His decision to print Bibles may have been influenced by pro-Reformation leanings. In the mid-15th century, Bibles were rarely available outside churches and monasteries, but reformers had begun challenging the status quo. Abbots wanting to reform their monasteries recognized the need to have uniformly translated Bibles in their libraries, and Gutenberg’s new technology provided a way to do so.

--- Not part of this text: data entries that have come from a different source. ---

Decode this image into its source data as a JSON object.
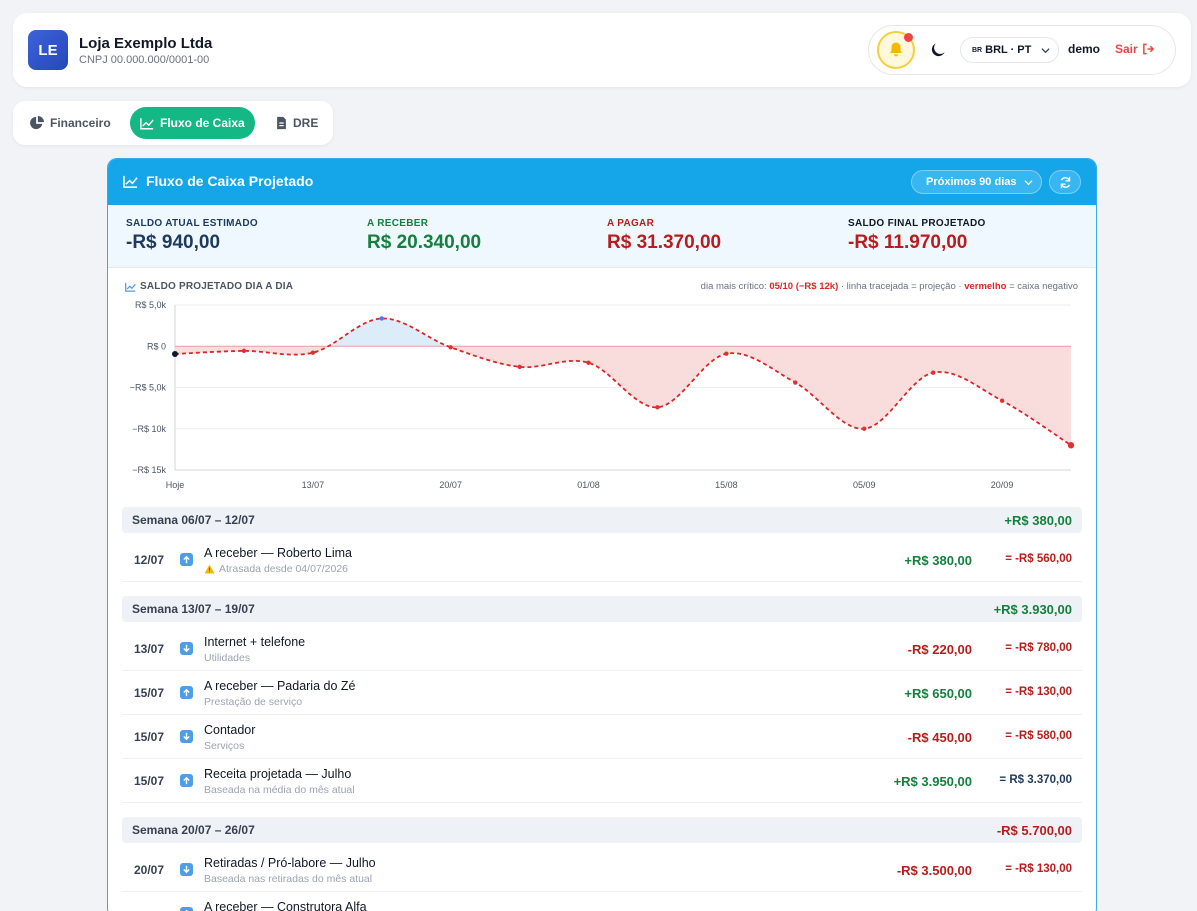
{
  "header": {
    "logo_initials": "LE",
    "company_name": "Loja Exemplo Ltda",
    "cnpj": "CNPJ 00.000.000/0001-00",
    "locale_flag": "BR",
    "locale_label": "BRL · PT",
    "username": "demo",
    "logout_label": "Sair"
  },
  "tabs": [
    {
      "label": "Financeiro",
      "icon": "pie-chart-icon"
    },
    {
      "label": "Fluxo de Caixa",
      "icon": "line-chart-icon",
      "active": true
    },
    {
      "label": "DRE",
      "icon": "document-icon"
    }
  ],
  "card": {
    "title": "Fluxo de Caixa Projetado",
    "period_selected": "Próximos 90 dias"
  },
  "summary": [
    {
      "label": "SALDO ATUAL ESTIMADO",
      "value": "-R$ 940,00",
      "color": "#1e3a5f"
    },
    {
      "label": "A RECEBER",
      "value": "R$ 20.340,00",
      "color": "#15803d"
    },
    {
      "label": "A PAGAR",
      "value": "R$ 31.370,00",
      "color": "#b91c1c"
    },
    {
      "label": "SALDO FINAL PROJETADO",
      "value": "-R$ 11.970,00",
      "color": "#b91c1c"
    }
  ],
  "chart_section": {
    "title": "SALDO PROJETADO DIA A DIA",
    "note_prefix": "dia mais crítico: ",
    "note_critical": "05/10 (−R$ 12k)",
    "note_middle": " · linha tracejada = projeção · ",
    "note_red_word": "vermelho",
    "note_suffix": " = caixa negativo"
  },
  "chart_data": {
    "type": "area",
    "y_ticks": [
      {
        "value": 5000,
        "label": "R$ 5,0k"
      },
      {
        "value": 0,
        "label": "R$ 0"
      },
      {
        "value": -5000,
        "label": "−R$ 5,0k"
      },
      {
        "value": -10000,
        "label": "−R$ 10k"
      },
      {
        "value": -15000,
        "label": "−R$ 15k"
      }
    ],
    "ylim": [
      -15000,
      5000
    ],
    "x_ticks": [
      {
        "day": 0,
        "label": "Hoje"
      },
      {
        "day": 7,
        "label": "13/07"
      },
      {
        "day": 14,
        "label": "20/07"
      },
      {
        "day": 21,
        "label": "01/08"
      },
      {
        "day": 28,
        "label": "15/08"
      },
      {
        "day": 35,
        "label": "05/09"
      },
      {
        "day": 42,
        "label": "20/09"
      }
    ],
    "xlim": [
      0,
      45.5
    ],
    "grid": true,
    "series": [
      {
        "points": [
          {
            "day": 0,
            "value": -940
          },
          {
            "day": 3.5,
            "value": -560
          },
          {
            "day": 7,
            "value": -780
          },
          {
            "day": 10.5,
            "value": 3370
          },
          {
            "day": 14,
            "value": -130
          },
          {
            "day": 17.5,
            "value": -2500
          },
          {
            "day": 21,
            "value": -2000
          },
          {
            "day": 24.5,
            "value": -7400
          },
          {
            "day": 28,
            "value": -900
          },
          {
            "day": 31.5,
            "value": -4400
          },
          {
            "day": 35,
            "value": -10000
          },
          {
            "day": 38.5,
            "value": -3200
          },
          {
            "day": 42,
            "value": -6600
          },
          {
            "day": 45.5,
            "value": -12000
          }
        ]
      }
    ]
  },
  "weeks": [
    {
      "label": "Semana 06/07 – 12/07",
      "total": "+R$ 380,00",
      "total_color": "#15803d",
      "rows": [
        {
          "date": "12/07",
          "direction": "in",
          "title": "A receber — Roberto Lima",
          "subtitle": "Atrasada desde 04/07/2026",
          "warning": true,
          "amount": "+R$ 380,00",
          "amount_color": "#15803d",
          "balance": "= -R$ 560,00",
          "balance_color": "#b91c1c"
        }
      ]
    },
    {
      "label": "Semana 13/07 – 19/07",
      "total": "+R$ 3.930,00",
      "total_color": "#15803d",
      "rows": [
        {
          "date": "13/07",
          "direction": "out",
          "title": "Internet + telefone",
          "subtitle": "Utilidades",
          "amount": "-R$ 220,00",
          "amount_color": "#b91c1c",
          "balance": "= -R$ 780,00",
          "balance_color": "#b91c1c"
        },
        {
          "date": "15/07",
          "direction": "in",
          "title": "A receber — Padaria do Zé",
          "subtitle": "Prestação de serviço",
          "amount": "+R$ 650,00",
          "amount_color": "#15803d",
          "balance": "= -R$ 130,00",
          "balance_color": "#b91c1c"
        },
        {
          "date": "15/07",
          "direction": "out",
          "title": "Contador",
          "subtitle": "Serviços",
          "amount": "-R$ 450,00",
          "amount_color": "#b91c1c",
          "balance": "= -R$ 580,00",
          "balance_color": "#b91c1c"
        },
        {
          "date": "15/07",
          "direction": "in",
          "title": "Receita projetada — Julho",
          "subtitle": "Baseada na média do mês atual",
          "amount": "+R$ 3.950,00",
          "amount_color": "#15803d",
          "balance": "= R$ 3.370,00",
          "balance_color": "#1e3a5f"
        }
      ]
    },
    {
      "label": "Semana 20/07 – 26/07",
      "total": "-R$ 5.700,00",
      "total_color": "#b91c1c",
      "rows": [
        {
          "date": "20/07",
          "direction": "out",
          "title": "Retiradas / Pró-labore — Julho",
          "subtitle": "Baseada nas retiradas do mês atual",
          "amount": "-R$ 3.500,00",
          "amount_color": "#b91c1c",
          "balance": "= -R$ 130,00",
          "balance_color": "#b91c1c"
        },
        {
          "date": "",
          "direction": "in",
          "title": "A receber — Construtora Alfa",
          "subtitle": "",
          "amount": "",
          "amount_color": "#15803d",
          "balance": "",
          "balance_color": "#1e3a5f"
        }
      ]
    }
  ]
}
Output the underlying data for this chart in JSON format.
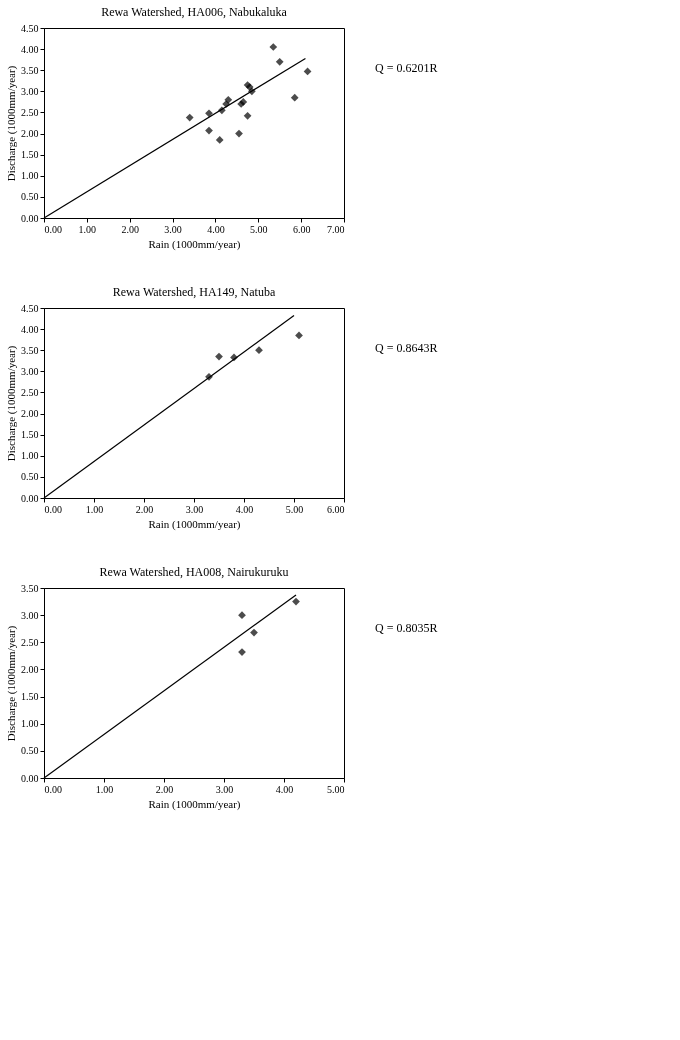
{
  "chart_data": [
    {
      "type": "scatter",
      "title": "Rewa Watershed, HA006, Nabukaluka",
      "xlabel": "Rain (1000mm/year)",
      "ylabel": "Discharge (1000mm/year)",
      "annotations": [
        "Q = 0.6201R"
      ],
      "marker": "diamond",
      "grid": false,
      "xlim": [
        0,
        7
      ],
      "ylim": [
        0,
        4.5
      ],
      "xticks": [
        {
          "value": 0,
          "label": "0.00"
        },
        {
          "value": 1,
          "label": "1.00"
        },
        {
          "value": 2,
          "label": "2.00"
        },
        {
          "value": 3,
          "label": "3.00"
        },
        {
          "value": 4,
          "label": "4.00"
        },
        {
          "value": 5,
          "label": "5.00"
        },
        {
          "value": 6,
          "label": "6.00"
        },
        {
          "value": 7,
          "label": "7.00"
        }
      ],
      "yticks": [
        {
          "value": 0,
          "label": "0.00"
        },
        {
          "value": 0.5,
          "label": "0.50"
        },
        {
          "value": 1,
          "label": "1.00"
        },
        {
          "value": 1.5,
          "label": "1.50"
        },
        {
          "value": 2,
          "label": "2.00"
        },
        {
          "value": 2.5,
          "label": "2.50"
        },
        {
          "value": 3,
          "label": "3.00"
        },
        {
          "value": 3.5,
          "label": "3.50"
        },
        {
          "value": 4,
          "label": "4.00"
        },
        {
          "value": 4.5,
          "label": "4.50"
        }
      ],
      "series": [
        {
          "color": "#000000",
          "x": [
            3.4,
            3.85,
            3.85,
            4.1,
            4.15,
            4.25,
            4.3,
            4.55,
            4.6,
            4.65,
            4.75,
            4.75,
            4.8,
            4.85,
            5.35,
            5.5,
            5.85,
            6.15
          ],
          "values": [
            2.38,
            2.48,
            2.07,
            1.85,
            2.55,
            2.7,
            2.8,
            2.0,
            2.7,
            2.75,
            2.42,
            3.15,
            3.1,
            3.0,
            4.05,
            3.7,
            2.85,
            3.47
          ]
        },
        {
          "type": "line",
          "marker": "none",
          "color": "#000000",
          "x": [
            0,
            6.1
          ],
          "values": [
            0,
            3.78
          ]
        }
      ]
    },
    {
      "type": "scatter",
      "title": "Rewa Watershed, HA149, Natuba",
      "xlabel": "Rain (1000mm/year)",
      "ylabel": "Discharge (1000mm/year)",
      "annotations": [
        "Q = 0.8643R"
      ],
      "marker": "diamond",
      "grid": false,
      "xlim": [
        0,
        6
      ],
      "ylim": [
        0,
        4.5
      ],
      "xticks": [
        {
          "value": 0,
          "label": "0.00"
        },
        {
          "value": 1,
          "label": "1.00"
        },
        {
          "value": 2,
          "label": "2.00"
        },
        {
          "value": 3,
          "label": "3.00"
        },
        {
          "value": 4,
          "label": "4.00"
        },
        {
          "value": 5,
          "label": "5.00"
        },
        {
          "value": 6,
          "label": "6.00"
        }
      ],
      "yticks": [
        {
          "value": 0,
          "label": "0.00"
        },
        {
          "value": 0.5,
          "label": "0.50"
        },
        {
          "value": 1,
          "label": "1.00"
        },
        {
          "value": 1.5,
          "label": "1.50"
        },
        {
          "value": 2,
          "label": "2.00"
        },
        {
          "value": 2.5,
          "label": "2.50"
        },
        {
          "value": 3,
          "label": "3.00"
        },
        {
          "value": 3.5,
          "label": "3.50"
        },
        {
          "value": 4,
          "label": "4.00"
        },
        {
          "value": 4.5,
          "label": "4.50"
        }
      ],
      "series": [
        {
          "color": "#000000",
          "x": [
            3.3,
            3.5,
            3.8,
            4.3,
            5.1
          ],
          "values": [
            2.87,
            3.35,
            3.33,
            3.5,
            3.85
          ]
        },
        {
          "type": "line",
          "marker": "none",
          "color": "#000000",
          "x": [
            0,
            5.0
          ],
          "values": [
            0,
            4.32
          ]
        }
      ]
    },
    {
      "type": "scatter",
      "title": "Rewa Watershed, HA008, Nairukuruku",
      "xlabel": "Rain (1000mm/year)",
      "ylabel": "Discharge (1000mm/year)",
      "annotations": [
        "Q = 0.8035R"
      ],
      "marker": "diamond",
      "grid": false,
      "xlim": [
        0,
        5
      ],
      "ylim": [
        0,
        3.5
      ],
      "xticks": [
        {
          "value": 0,
          "label": "0.00"
        },
        {
          "value": 1,
          "label": "1.00"
        },
        {
          "value": 2,
          "label": "2.00"
        },
        {
          "value": 3,
          "label": "3.00"
        },
        {
          "value": 4,
          "label": "4.00"
        },
        {
          "value": 5,
          "label": "5.00"
        }
      ],
      "yticks": [
        {
          "value": 0,
          "label": "0.00"
        },
        {
          "value": 0.5,
          "label": "0.50"
        },
        {
          "value": 1,
          "label": "1.00"
        },
        {
          "value": 1.5,
          "label": "1.50"
        },
        {
          "value": 2,
          "label": "2.00"
        },
        {
          "value": 2.5,
          "label": "2.50"
        },
        {
          "value": 3,
          "label": "3.00"
        },
        {
          "value": 3.5,
          "label": "3.50"
        }
      ],
      "series": [
        {
          "color": "#000000",
          "x": [
            3.3,
            3.3,
            3.5,
            4.2
          ],
          "values": [
            2.32,
            3.0,
            2.68,
            3.25
          ]
        },
        {
          "type": "line",
          "marker": "none",
          "color": "#000000",
          "x": [
            0,
            4.2
          ],
          "values": [
            0,
            3.37
          ]
        }
      ]
    }
  ]
}
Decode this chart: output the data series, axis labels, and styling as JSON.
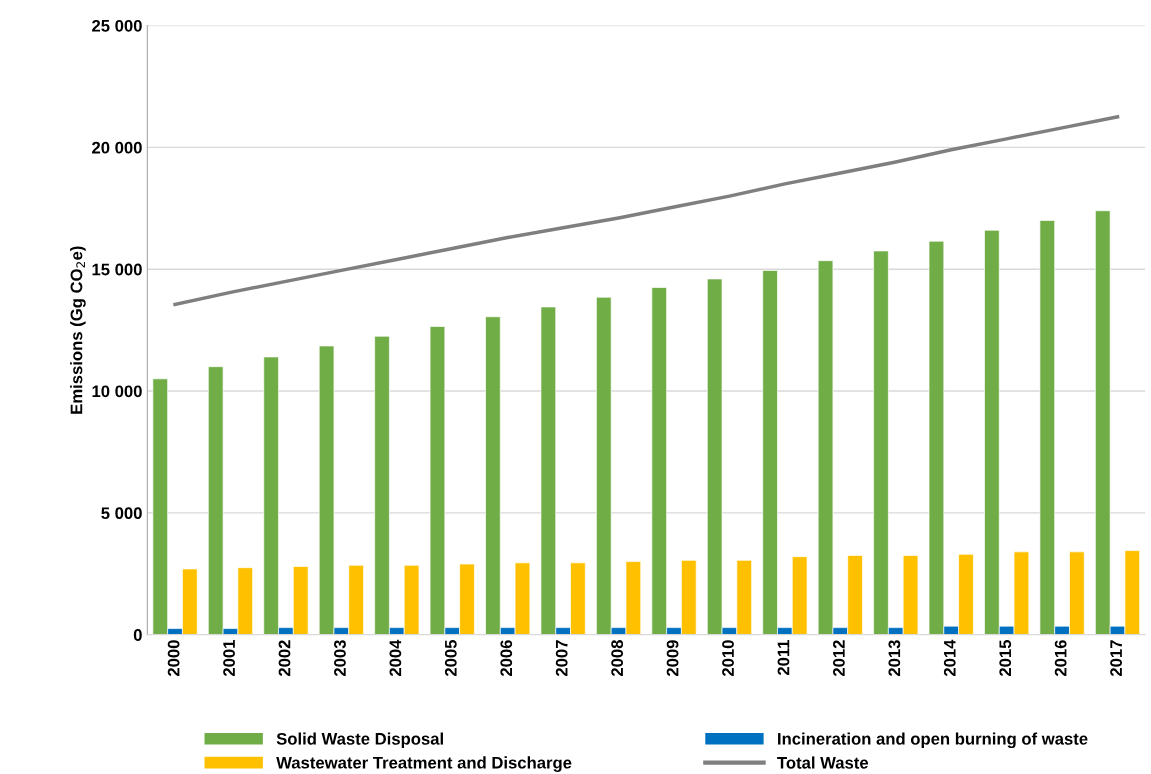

Two years after receiving the initial loan from Fust, Gutenberg borrowed an additional amount that enabled him to start printing the Bibles. It was a massive undertaking that took two years to complete. At the height of production, Gutenberg and his assistants printed 300 sheets a day using six presses. A finished Bible consisted of 641 sheets and was bound into two volumes. The text was organized in two columns of 42 lines per page and resembled a beautifully illuminated manuscript. Gutenberg’s workshop produced approximately 200 such Bibles, though estimates vary somewhat. About 40 or 50 copies survive today and are housed in libraries around the world.
Toward the end of the printing of the Bibles, Fust sued Gutenberg and demanded repayment of the loans, plus interest. The specific cause of the lawsuit is unknown. Gutenberg’s uncompromising style may have conflicted with his partner’s desire for a speedy return on his investment, or perhaps Fust suspected Gutenberg of diverting funds for his own projects.
Gutenberg lost the case and much of his equipment, including the type for his next project, a Psalter, which Fust went on to produce in conjunction with Gutenberg’s most experienced employee. After the court case, Gutenberg opened another workshop with the help of a friend. Unable to duplicate his previous successes, he produced small, easily printed items.
In 1462, Mainz fell to the soldiers of Archbishop Adolf II von Nassau. As a result, most printers fled the city, spreading their craft throughout Europe as they reestablished their businesses.
In January 1465, the archbishop, in an attempt to make up for past wrongs, pensioned Gutenberg. He lived out his last years in relative comfort and died on February 3, 1468.
His legacy, however, continues. As a result of Gutenberg’s invention, books could be printed cheaply and in huge numbers. Thus he touched off a knowledge explosion that otherwise would have been impossible.
The Bible, too, enjoyed increasingly widespread distribution thanks to Gutenberg. And now that the printing age has given way to the digital age, the Bible and its teachings are more available—though not better understood—than ever.